We all looked like 1986. The movie Top Gun inspired my Kelly McGillis haircut. The kids wandered around looking sometimes preppy, sometimes punk. Tom wore his shaded aviator glasses with his hair shorter than it had ever been.
Early in ’86, Adams decided to close its doors due to the failing textile industry. Tom had developed some communications products while he was there and decided he could build a company around those products.
I was 29 years old, and he had just turned 31. Tom went to his father, Dr. J. T. O’Hanlan, and asked to borrow money for us to live off of while we got started. He was happy to help. We also approached banker, Rodger Anthony, who was with First National Bank of Pickens County, and he agreed to work with us.
I ended my very short real estate career, dusted off my Smith-Corona typewriter I used in college and Tom found us a spot in the basement of a friend’s business. All we needed was a name and logo. Naming the company came from a combination of things, music being one of them, and the logo was designed by my mother, Mary Jane Dull, who had just finished a masters degree in sculpting and painting from Virginia Commonwealth University.
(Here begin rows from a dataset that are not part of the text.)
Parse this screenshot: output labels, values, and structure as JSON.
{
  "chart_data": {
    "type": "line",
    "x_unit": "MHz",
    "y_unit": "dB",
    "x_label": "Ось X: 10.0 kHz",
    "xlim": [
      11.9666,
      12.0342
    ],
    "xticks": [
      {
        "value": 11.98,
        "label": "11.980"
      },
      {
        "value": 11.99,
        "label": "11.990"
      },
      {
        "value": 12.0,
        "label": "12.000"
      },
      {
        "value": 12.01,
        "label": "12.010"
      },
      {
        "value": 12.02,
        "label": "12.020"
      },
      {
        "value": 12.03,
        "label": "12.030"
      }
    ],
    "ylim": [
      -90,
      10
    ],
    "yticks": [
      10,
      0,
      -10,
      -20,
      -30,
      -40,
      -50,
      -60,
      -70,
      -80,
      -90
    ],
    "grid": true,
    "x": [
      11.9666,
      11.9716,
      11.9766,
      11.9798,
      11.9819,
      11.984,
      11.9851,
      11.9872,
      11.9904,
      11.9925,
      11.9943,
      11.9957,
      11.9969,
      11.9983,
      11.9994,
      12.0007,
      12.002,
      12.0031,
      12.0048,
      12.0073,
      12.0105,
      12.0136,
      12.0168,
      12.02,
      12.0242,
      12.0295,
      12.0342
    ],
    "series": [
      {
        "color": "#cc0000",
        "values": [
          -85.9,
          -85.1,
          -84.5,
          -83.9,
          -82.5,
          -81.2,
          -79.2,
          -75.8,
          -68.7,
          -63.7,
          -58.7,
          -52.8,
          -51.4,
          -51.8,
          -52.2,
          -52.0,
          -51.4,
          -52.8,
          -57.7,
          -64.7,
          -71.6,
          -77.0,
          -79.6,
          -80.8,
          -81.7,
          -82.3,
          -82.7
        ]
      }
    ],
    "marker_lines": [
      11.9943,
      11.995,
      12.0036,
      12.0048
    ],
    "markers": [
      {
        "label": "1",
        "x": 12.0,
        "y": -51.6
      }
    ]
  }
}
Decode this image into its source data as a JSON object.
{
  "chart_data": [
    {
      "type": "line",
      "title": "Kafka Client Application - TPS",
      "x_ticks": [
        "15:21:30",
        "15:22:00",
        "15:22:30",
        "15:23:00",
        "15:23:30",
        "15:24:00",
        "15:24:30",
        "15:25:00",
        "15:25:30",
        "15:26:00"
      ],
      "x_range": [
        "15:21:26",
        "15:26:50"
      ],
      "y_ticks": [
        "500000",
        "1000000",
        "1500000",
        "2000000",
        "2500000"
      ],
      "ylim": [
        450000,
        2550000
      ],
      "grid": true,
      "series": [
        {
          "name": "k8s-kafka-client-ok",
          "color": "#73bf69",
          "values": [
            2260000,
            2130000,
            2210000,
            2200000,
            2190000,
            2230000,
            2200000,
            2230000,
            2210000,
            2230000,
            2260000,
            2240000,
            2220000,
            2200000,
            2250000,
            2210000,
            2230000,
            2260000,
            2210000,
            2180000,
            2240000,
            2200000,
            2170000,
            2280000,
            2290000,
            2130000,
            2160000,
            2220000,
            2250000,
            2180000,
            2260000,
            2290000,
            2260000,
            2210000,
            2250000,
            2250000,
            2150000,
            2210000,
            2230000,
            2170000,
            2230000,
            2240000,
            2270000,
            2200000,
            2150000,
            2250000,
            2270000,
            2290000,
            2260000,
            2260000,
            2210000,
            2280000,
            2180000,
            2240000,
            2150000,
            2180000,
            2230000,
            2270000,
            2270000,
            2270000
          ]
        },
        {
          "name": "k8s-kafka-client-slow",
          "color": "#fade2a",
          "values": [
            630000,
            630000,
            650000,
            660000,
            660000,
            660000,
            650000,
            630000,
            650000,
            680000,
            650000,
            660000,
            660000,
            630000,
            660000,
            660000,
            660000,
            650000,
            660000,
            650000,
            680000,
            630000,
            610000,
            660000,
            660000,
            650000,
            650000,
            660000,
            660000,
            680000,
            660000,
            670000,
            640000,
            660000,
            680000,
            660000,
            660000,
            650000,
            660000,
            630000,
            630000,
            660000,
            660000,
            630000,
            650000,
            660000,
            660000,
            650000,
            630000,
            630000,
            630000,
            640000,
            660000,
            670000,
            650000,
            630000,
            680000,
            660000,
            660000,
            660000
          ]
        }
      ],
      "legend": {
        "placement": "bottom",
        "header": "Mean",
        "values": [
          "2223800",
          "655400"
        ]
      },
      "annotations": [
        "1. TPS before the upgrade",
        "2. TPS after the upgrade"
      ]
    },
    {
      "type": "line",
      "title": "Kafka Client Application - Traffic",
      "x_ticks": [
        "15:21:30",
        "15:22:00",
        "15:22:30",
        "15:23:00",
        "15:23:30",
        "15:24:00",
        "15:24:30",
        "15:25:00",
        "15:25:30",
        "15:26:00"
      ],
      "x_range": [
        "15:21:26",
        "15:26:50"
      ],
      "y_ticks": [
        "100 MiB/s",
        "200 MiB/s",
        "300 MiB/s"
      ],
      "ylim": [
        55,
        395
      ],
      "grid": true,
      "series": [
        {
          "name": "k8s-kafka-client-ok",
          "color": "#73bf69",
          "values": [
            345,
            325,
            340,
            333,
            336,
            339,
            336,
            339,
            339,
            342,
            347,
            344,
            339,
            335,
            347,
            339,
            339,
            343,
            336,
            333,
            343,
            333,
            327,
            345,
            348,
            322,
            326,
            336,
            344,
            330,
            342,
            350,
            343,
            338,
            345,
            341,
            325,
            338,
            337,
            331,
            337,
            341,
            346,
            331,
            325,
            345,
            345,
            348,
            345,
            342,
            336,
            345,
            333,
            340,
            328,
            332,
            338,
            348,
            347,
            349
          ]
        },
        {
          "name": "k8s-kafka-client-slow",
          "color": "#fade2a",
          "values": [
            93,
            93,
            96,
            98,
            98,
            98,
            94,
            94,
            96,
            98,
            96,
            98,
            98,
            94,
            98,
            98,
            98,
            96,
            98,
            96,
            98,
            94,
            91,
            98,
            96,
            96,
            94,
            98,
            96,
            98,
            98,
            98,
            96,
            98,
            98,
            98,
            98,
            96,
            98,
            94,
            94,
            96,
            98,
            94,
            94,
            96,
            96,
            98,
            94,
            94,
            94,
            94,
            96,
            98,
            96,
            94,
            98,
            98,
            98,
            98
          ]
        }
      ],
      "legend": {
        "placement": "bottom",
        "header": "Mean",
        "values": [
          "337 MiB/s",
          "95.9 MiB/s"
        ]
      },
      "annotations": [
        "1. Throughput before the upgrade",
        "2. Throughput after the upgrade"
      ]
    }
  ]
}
Tom developed products, talked to customers, worked with vendors and suppliers and tested the products. I typed invoices, paid the bills, and did the shipping and receiving. Ben and Sarah, along with the help of neighborhood kids, built boxes and helped organize shipping on the weekends. With lots of support of friends and family, we were off and running. I had absolute faith in Tom and never considered failing as an option.
The stories of that first year are endless. I answered the phone and we passed it back and forth, often changing our voices to sound as if we had more employees. I used my maiden name so that we didn’t sound like a “Mom and Pop” business. We used invoices that came from the office supply store, and I typed in our company name and information until we could afford business cards and invoices with our name and new logo.
The memories of that time are special. I have a few treasures that I have kept — the tape dispenser that was passed along to me from our wonderful friends at Adams Incorporated, and our first sign, which of course, was neon.
Obviously, the company has grown and has been very successful. We grew slowly, taking seriously every step as we added employees and new products. Tom and I worked together for thirteen years with our roles in the company evolving. I still consider him an amazing engineer and visionary. He has always been passionate about technology.
Our children joined the company after college and working other jobs. First Sarah, now Sarah Beasley, is Director of Marketing. Ben followed, now Chief Operating Officer, running the company on the day-to-day. And we added a son to our family during the high school years, Brandon Maddox, who is Shipping and Receiving Manager. I am really proud of Ben, Sarah, and Brandon roles in a company their father and I built, which they continue to build. It is hard for families to work together and not something everyone can do. It can be challenging and not for the weak at heart.
We have struggled through the economy along with the rest of the country, but seem to be seeing the “light at the end of the tunnel.” We have great employees that are very talented and loyal, some that have been with us for over 15 years. We feel very blessed. Today, I am proud to say that I have the same faith in my children leading the future of Sealevel that I have had in Tom since we opened Sealevel Systems, Incorporated in May of 1986.
I would like to toast our family and friends, employees both past and present, our vendors and suppliers, and all of those we have encountered on this wonderful journey. To 25 years of Sealevel, I say thank you.